Has my mental acuity started to back up like my physicality? Man, that’s a really tough call to make from the “inside”, ya know? I find myself spending an extra heartbeat or two waiting for a name to arrive, and I admit to finding it easier to just Google-check myself for random factoids I might have just tossed out with confidence in years past. Still, from a functional intellect standpoint where one is tasked with evaluating the data on hand and coming to a conclusion or making a decision, I’ve probably been sitting on my peak for quite a few years.

Likely still sitting on a rather high altitude mesa, a long-lived peak.

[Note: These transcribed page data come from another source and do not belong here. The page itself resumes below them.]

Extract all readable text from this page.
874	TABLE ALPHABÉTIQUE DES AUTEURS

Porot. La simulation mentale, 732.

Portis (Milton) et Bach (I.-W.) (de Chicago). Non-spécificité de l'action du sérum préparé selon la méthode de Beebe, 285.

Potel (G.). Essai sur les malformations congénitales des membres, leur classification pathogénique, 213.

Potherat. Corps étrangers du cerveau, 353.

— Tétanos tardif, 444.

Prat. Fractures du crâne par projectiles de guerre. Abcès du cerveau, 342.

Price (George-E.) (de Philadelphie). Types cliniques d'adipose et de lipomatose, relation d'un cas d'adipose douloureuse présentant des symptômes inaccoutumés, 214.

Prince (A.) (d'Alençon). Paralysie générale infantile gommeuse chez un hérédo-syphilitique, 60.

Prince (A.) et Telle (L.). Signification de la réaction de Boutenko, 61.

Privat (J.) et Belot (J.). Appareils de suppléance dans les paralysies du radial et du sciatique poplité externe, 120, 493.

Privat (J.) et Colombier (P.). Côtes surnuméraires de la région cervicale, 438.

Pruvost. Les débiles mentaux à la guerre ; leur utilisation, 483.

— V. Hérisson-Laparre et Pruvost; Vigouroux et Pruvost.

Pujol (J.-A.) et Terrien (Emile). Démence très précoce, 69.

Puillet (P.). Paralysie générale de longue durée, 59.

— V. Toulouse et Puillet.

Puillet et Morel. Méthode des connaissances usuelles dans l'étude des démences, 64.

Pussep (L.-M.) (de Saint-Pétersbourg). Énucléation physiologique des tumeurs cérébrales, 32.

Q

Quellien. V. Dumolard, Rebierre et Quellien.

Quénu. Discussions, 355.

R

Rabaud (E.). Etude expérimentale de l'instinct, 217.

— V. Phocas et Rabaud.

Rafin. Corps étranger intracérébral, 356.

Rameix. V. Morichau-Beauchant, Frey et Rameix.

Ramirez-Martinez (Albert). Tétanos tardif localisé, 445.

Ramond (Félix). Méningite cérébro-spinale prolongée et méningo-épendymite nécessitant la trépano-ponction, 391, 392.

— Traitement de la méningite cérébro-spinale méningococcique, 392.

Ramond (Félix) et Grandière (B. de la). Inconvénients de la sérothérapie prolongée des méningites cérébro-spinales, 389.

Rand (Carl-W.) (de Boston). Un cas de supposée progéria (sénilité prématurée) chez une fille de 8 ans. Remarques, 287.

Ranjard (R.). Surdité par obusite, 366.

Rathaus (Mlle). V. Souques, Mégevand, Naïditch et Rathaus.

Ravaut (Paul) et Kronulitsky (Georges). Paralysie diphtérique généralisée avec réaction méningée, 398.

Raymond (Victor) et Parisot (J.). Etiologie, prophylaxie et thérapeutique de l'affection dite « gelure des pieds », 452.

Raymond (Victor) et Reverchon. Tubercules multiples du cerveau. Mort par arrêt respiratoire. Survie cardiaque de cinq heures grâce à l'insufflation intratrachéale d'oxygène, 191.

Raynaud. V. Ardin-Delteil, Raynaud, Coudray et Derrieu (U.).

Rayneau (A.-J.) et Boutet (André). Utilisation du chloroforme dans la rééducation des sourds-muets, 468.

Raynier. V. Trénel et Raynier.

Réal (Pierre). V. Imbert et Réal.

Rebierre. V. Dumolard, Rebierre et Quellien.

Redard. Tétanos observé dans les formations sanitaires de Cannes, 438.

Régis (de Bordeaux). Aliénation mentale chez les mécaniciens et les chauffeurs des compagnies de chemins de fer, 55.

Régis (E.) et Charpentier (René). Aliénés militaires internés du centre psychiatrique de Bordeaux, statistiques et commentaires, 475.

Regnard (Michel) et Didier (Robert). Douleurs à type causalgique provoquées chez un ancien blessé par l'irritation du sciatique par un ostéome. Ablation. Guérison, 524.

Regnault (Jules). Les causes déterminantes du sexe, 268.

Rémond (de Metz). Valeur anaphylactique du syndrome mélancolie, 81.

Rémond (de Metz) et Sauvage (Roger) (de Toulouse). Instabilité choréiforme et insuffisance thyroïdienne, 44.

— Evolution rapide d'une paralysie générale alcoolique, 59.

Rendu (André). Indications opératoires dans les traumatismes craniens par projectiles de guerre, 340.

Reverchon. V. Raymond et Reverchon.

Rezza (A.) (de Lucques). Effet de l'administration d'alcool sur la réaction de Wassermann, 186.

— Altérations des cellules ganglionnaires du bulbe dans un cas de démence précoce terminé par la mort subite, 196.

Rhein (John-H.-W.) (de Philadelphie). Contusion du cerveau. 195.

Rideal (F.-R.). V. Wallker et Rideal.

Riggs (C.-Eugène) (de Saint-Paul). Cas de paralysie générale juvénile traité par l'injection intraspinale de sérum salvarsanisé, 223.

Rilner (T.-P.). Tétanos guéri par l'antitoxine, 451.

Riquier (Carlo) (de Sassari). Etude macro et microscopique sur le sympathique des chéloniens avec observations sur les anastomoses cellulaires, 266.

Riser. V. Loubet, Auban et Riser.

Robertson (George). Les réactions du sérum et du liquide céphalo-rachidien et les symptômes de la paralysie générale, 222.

Which leaves wisdom. There’s a lot that’s packed into wisdom, especially if we want to continue to think of this thought experiment as a three-legged koan without adding smaller, however meaningful subcategories. If we include things like the ability to discover and experience joy, or as I wrote in an earlier year the capacity to both extend and accept empathy under the umbrella of wisdom, we can make it work.

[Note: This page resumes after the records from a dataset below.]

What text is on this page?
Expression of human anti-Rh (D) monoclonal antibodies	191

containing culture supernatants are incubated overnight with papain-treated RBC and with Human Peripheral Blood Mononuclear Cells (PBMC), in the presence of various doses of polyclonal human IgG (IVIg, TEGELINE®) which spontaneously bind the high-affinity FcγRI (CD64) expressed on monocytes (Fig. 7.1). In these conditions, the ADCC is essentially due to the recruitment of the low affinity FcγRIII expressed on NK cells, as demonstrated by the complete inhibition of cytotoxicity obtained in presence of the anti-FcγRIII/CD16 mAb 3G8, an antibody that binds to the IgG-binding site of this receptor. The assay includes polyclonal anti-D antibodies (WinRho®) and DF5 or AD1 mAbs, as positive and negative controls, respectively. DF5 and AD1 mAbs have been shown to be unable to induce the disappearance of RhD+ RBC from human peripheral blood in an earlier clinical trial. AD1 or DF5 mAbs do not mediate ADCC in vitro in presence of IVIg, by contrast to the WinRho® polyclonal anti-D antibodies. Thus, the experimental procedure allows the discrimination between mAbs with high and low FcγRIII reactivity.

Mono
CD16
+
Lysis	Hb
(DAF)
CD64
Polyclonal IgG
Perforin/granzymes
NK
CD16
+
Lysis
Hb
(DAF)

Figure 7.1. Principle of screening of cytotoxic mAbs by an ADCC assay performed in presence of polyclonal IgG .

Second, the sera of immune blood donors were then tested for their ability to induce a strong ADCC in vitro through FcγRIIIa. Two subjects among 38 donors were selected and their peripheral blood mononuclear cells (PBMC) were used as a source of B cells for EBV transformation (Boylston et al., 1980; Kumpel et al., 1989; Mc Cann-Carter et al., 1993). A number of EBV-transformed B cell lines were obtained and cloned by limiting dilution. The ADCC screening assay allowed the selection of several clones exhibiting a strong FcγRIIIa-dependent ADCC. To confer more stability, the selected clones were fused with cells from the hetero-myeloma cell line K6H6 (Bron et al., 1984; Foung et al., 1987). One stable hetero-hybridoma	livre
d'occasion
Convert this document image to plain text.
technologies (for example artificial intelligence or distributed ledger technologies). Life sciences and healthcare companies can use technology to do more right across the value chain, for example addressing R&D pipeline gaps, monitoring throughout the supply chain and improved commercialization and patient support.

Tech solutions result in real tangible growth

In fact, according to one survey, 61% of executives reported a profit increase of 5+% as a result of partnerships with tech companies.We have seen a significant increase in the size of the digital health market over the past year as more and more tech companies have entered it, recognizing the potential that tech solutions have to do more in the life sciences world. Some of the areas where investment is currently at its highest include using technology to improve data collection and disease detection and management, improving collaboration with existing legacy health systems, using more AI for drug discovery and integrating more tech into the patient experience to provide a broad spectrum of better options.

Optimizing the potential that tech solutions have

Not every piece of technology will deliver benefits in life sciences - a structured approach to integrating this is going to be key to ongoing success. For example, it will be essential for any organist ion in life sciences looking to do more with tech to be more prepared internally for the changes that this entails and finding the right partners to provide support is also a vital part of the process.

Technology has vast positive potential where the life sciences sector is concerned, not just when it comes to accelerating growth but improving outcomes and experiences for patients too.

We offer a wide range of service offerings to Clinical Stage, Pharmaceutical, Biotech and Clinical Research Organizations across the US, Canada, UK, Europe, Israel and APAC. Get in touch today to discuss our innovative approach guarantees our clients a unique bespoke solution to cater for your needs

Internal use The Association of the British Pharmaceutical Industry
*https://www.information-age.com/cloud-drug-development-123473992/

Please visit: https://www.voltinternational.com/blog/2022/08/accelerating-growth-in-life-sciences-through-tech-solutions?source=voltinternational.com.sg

In the last couple of years I have learned that increasing wisdom is harder and involves more pain than what it took to gain greater physical prowess or mental acuity, or the tribulation inherent in fighting off the inexorable and inevitable decline in both. Wisdom is certainly there to be gained in joyful experiences like the Mulligan we get if we are lucky enough to have grandchildren and to relive childhood years without the pressure of parenthood. It is there to be found in witnessing joy in those we care about. Hopefully our wisdom can be put to use in the pursuit of joy in ourselves and in others.

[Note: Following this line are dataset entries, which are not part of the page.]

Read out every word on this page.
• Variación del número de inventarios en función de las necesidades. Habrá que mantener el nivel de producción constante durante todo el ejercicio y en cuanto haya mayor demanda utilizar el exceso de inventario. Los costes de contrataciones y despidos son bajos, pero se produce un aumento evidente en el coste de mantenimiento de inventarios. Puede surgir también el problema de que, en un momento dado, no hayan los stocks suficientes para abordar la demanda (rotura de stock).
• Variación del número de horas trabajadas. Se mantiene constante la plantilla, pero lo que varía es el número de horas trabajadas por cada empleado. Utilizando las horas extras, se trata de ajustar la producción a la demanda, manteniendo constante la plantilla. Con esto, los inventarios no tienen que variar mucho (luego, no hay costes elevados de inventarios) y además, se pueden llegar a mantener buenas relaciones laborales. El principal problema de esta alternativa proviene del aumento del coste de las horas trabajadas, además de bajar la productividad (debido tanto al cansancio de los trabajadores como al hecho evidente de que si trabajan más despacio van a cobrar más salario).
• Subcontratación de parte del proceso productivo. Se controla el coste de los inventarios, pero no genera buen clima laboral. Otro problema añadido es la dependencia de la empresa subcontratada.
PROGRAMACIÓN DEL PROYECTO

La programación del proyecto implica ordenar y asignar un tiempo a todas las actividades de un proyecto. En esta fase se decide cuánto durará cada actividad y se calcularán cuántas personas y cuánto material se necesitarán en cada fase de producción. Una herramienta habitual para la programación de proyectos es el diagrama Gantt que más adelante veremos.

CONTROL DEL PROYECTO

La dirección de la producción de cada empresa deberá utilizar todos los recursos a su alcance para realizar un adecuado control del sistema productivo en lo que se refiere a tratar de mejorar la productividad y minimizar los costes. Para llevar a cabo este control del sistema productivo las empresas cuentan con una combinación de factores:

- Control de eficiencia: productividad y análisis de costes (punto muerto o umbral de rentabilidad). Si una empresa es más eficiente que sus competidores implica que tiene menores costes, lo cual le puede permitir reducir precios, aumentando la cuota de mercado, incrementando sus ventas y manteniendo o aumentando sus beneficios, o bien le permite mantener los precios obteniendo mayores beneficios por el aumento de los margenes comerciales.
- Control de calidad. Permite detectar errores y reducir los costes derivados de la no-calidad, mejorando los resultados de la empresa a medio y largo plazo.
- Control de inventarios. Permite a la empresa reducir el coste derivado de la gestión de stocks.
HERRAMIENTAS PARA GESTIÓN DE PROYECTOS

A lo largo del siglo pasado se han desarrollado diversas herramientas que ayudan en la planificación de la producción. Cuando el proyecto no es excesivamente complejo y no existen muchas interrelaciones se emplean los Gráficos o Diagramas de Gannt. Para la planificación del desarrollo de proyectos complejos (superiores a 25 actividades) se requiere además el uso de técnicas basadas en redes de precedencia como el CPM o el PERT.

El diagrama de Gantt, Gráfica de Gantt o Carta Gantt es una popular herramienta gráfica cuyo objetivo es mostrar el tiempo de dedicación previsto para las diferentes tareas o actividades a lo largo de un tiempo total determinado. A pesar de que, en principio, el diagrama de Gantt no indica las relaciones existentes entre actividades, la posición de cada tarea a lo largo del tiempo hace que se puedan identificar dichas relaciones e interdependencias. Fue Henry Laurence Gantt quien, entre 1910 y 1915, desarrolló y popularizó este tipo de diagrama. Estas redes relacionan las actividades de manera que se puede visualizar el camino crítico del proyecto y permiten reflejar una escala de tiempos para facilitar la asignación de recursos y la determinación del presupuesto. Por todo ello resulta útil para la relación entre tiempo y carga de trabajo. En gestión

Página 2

But wisdom seems to be a bit of a double-edged sword, I think. It seems that a meaningful amount of one’s wisdom comes about from times of hardship, or pain, or loss. I’ve written that the months of pain I experienced after my second hip surgery changed me. I am so very grateful that the pain stopped; I find it easier to come to situations with a grateful mindset, a subtype of wisdom. Each episode of lost innocence when expectations are unmet, especially by those closest to us. Lost parents. Lost or misplaced friends or, Heaven forbid, children. Any or all of this seems to impart the kind of wisdom which, when imparted either to others or simply within, is gained.

Wisdom, and the growth of wisdom within me, is the greatest reason I have turned down “the pill” in our little thought experiment. Looking back, even way back, it is the reason why I wouldn’t have taken the pill if someone had given the option at my physical peaks at 26 or 48, or the last peak at 59. Why I would not have stopped the clock at 30 or 40 or 50, or even this lovely high plateau as my intellectual gains began to slow. This type of knowing, of knowing joy and empathy, of knowing that I can still find gains in the most elemental essence of those closest to me, to experience growth DESPITE what are the inevitable declines in physicality and acuity, seems too precious a possibility to decline.

And so once again, at 66, I will gaze upon the pillbox and wonder, as I slowly close its cover and store it for another year. Will I ever make the call? Will the unescapable slide in physical and mental prowess eventually outpace the growth of wisdom? Ah, how could one know? Maybe the best I can do is to have a little hope, perhaps make a tiny wish that I am granted a bit more wisdom, at least for a little while, with only a little bit of the pain or the loss to pay.

Maybe, if I may, only a tiny bit to pay.